E: Apparently only ten percent of our, like, land is inhabited. Seriously, it's all green.
H: Well that's a hugely high percentage on the global scale, like...
E: Well exactly. I don't know if that's actually the specific figure but I know that it's a very small amount. And, like, our politicians will have you believe "Oh, there's no room for anymore people. We shouldn't have any more immigrants come in 'cause we haven't got the room." But it's more a case of...
H: The room?
E: Yeah. They genuinely say that. But the truth is...
H: "Where're you gonna put them?"
E: Exactly. But the truth is, I guess, we don't have the money to build houses, I guess that's what they're trying to say.
H: Right.
E: But they sort of build this sort of, they build this vision of, like, the island being so heavy that it sinks, you know.
H: Can't add anymore people.
E: Exactly. "One more person and we're going down, boys. We can't have it anymore, you know." But no, but a lot of it is just, it's just green, you know.
H: Yeah. Yeah, you got a, you got a beautiful country. It's just, it's just, you know...
E: It's rainy.
H: It's much smaller and with far more people than, per unit of space than America.
E: Yeah. Like it's a lot more compressed, you know.
H: Yeah.
E: It's like drinking squash rather than just juice. It's tough. You don't know what squash is do you?
H: I do not.
E: Oh, cordial? Have you heard of cordial?

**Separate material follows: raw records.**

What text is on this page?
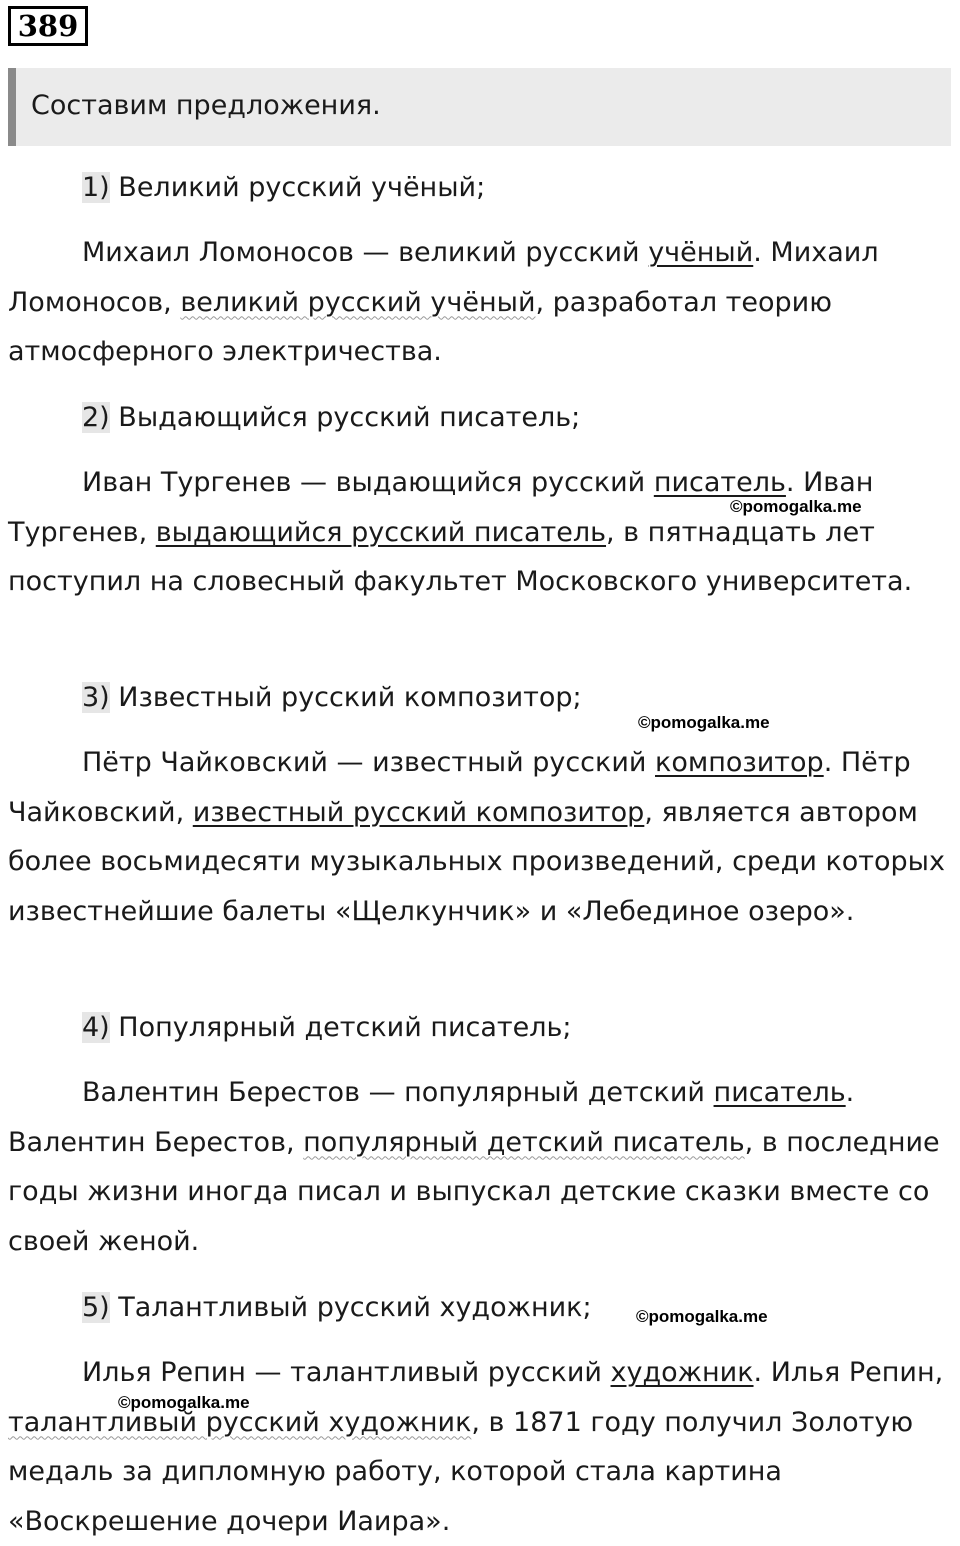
389
Составим предложения.

1) Великий русский учёный;

Михаил Ломоносов — великий русский учёный. Михаил Ломоносов, великий русский учёный, разработал теорию атмосферного электричества.

2) Выдающийся русский писатель;

Иван Тургенев — выдающийся русский писатель. Иван Тургенев, выдающийся русский писатель, в пятнадцать лет поступил на словесный факультет Московского университета.

3) Известный русский композитор;

Пётр Чайковский — известный русский композитор. Пётр Чайковский, известный русский композитор, является автором более восьмидесяти музыкальных произведений, среди которых известнейшие балеты «Щелкунчик» и «Лебединое озеро».

4) Популярный детский писатель;

Валентин Берестов — популярный детский писатель. Валентин Берестов, популярный детский писатель, в последние годы жизни иногда писал и выпускал детские сказки вместе со своей женой.

5) Талантливый русский художник;

Илья Репин — талантливый русский художник. Илья Репин, талантливый русский художник, в 1871 году получил Золотую медаль за дипломную работу, которой стала картина «Воскрешение дочери Иаира».

©pomogalka.me
©pomogalka.me
©pomogalka.me
©pomogalka.me
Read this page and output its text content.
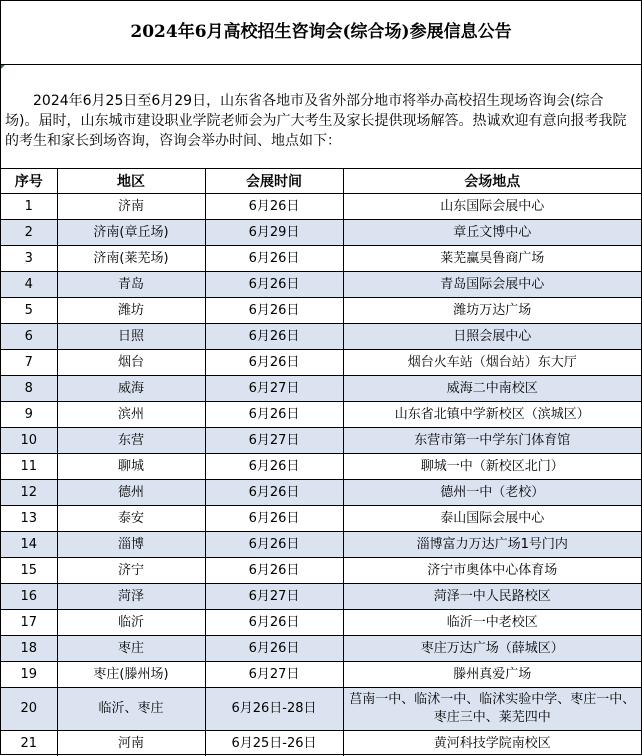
2024年6月高校招生咨询会(综合场)参展信息公告
2024年6月25日至6月29日，山东省各地市及省外部分地市将举办高校招生现场咨询会(综合场)。届时，山东城市建设职业学院老师会为广大考生及家长提供现场解答。热诚欢迎有意向报考我院的考生和家长到场咨询，咨询会举办时间、地点如下：
序号	地区	会展时间	会场地点
1	济南	6月26日	山东国际会展中心
2	济南(章丘场)	6月29日	章丘文博中心
3	济南(莱芜场)	6月26日	莱芜赢昊鲁商广场
4	青岛	6月26日	青岛国际会展中心
5	潍坊	6月26日	潍坊万达广场
6	日照	6月26日	日照会展中心
7	烟台	6月26日	烟台火车站（烟台站）东大厅
8	威海	6月27日	威海二中南校区
9	滨州	6月26日	山东省北镇中学新校区（滨城区）
10	东营	6月27日	东营市第一中学东门体育馆
11	聊城	6月26日	聊城一中（新校区北门）
12	德州	6月26日	德州一中（老校）
13	泰安	6月26日	泰山国际会展中心
14	淄博	6月26日	淄博富力万达广场1号门内
15	济宁	6月26日	济宁市奥体中心体育场
16	菏泽	6月27日	菏泽一中人民路校区
17	临沂	6月26日	临沂一中老校区
18	枣庄	6月26日	枣庄万达广场（薛城区）
19	枣庄(滕州场)	6月27日	滕州真爱广场
20	临沂、枣庄	6月26日-28日	莒南一中、临沭一中、临沭实验中学、枣庄一中、枣庄三中、莱芜四中
21	河南	6月25日-26日	黄河科技学院南校区
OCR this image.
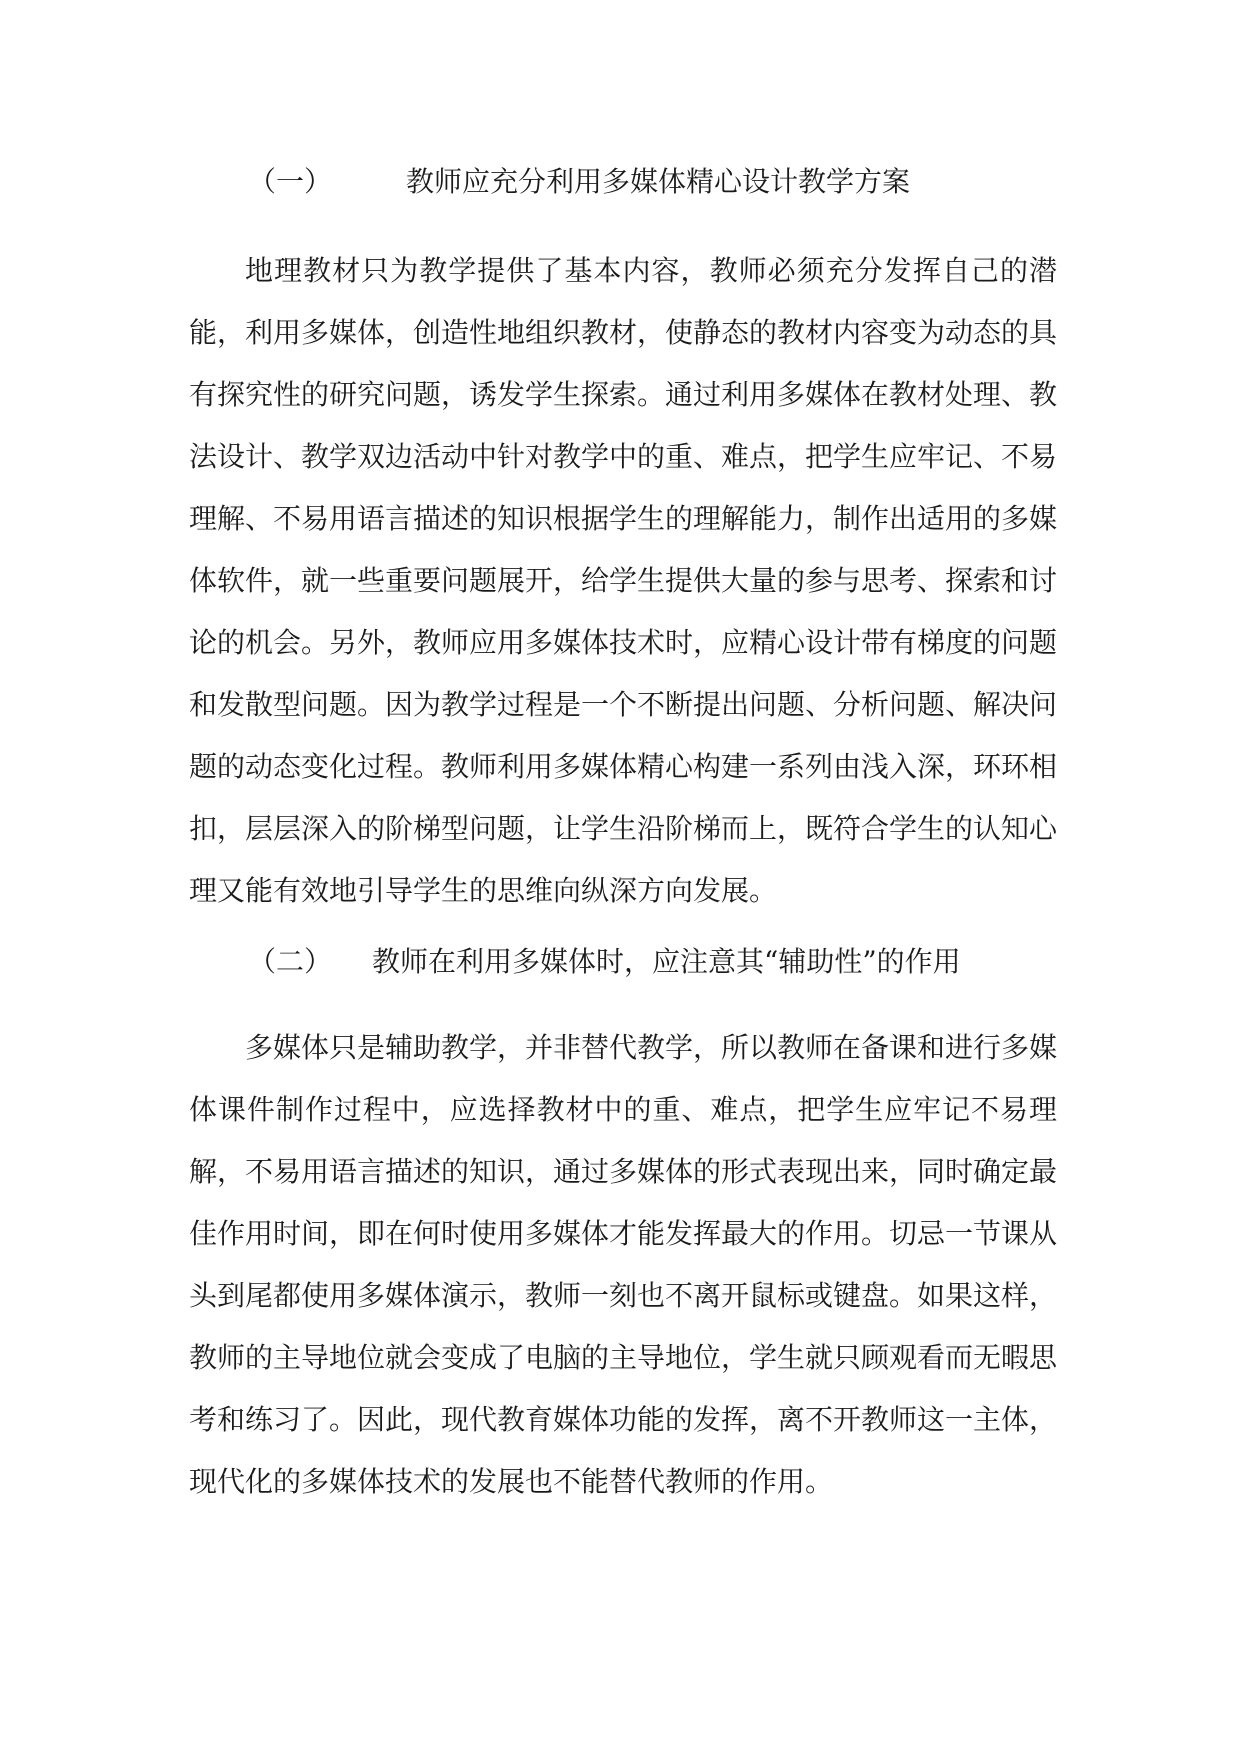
（一）	教师应充分利用多媒体精心设计教学方案

地理教材只为教学提供了基本内容，教师必须充分发挥自己的潜能，利用多媒体，创造性地组织教材，使静态的教材内容变为动态的具有探究性的研究问题，诱发学生探索。通过利用多媒体在教材处理、教法设计、教学双边活动中针对教学中的重、难点，把学生应牢记、不易理解、不易用语言描述的知识根据学生的理解能力，制作出适用的多媒体软件，就一些重要问题展开，给学生提供大量的参与思考、探索和讨论的机会。另外，教师应用多媒体技术时，应精心设计带有梯度的问题和发散型问题。因为教学过程是一个不断提出问题、分析问题、解决问题的动态变化过程。教师利用多媒体精心构建一系列由浅入深，环环相扣，层层深入的阶梯型问题，让学生沿阶梯而上，既符合学生的认知心理又能有效地引导学生的思维向纵深方向发展。

（二） 教师在利用多媒体时，应注意其“辅助性”的作用

多媒体只是辅助教学，并非替代教学，所以教师在备课和进行多媒体课件制作过程中，应选择教材中的重、难点，把学生应牢记不易理解，不易用语言描述的知识，通过多媒体的形式表现出来，同时确定最佳作用时间，即在何时使用多媒体才能发挥最大的作用。切忌一节课从头到尾都使用多媒体演示，教师一刻也不离开鼠标或键盘。如果这样，教师的主导地位就会变成了电脑的主导地位，学生就只顾观看而无暇思考和练习了。因此，现代教育媒体功能的发挥，离不开教师这一主体，现代化的多媒体技术的发展也不能替代教师的作用。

H: Nope. That's unfamiliar as well.
E: Um. It's like really really concentrated juice that you water down.
H: Oh. We call that concentrate.
E: Oh, we don't call it concentrate but there you go.
H: You got a whole new word for it.
E: This whole podcast is just me translat... Well you translating what I'm saying.
H: Well you translating what you're saying.
E: To you.
H: Yeah. To me.
E: By saying "What does this mean?" "I don't know. You're supposed to be telling me!" You know.
H: Well thank you for educating me. Do you want to hear some questions?
E: Yeah, that's kind of why I'm here. Just talking about my own country, jeez. Yes, send me some questions.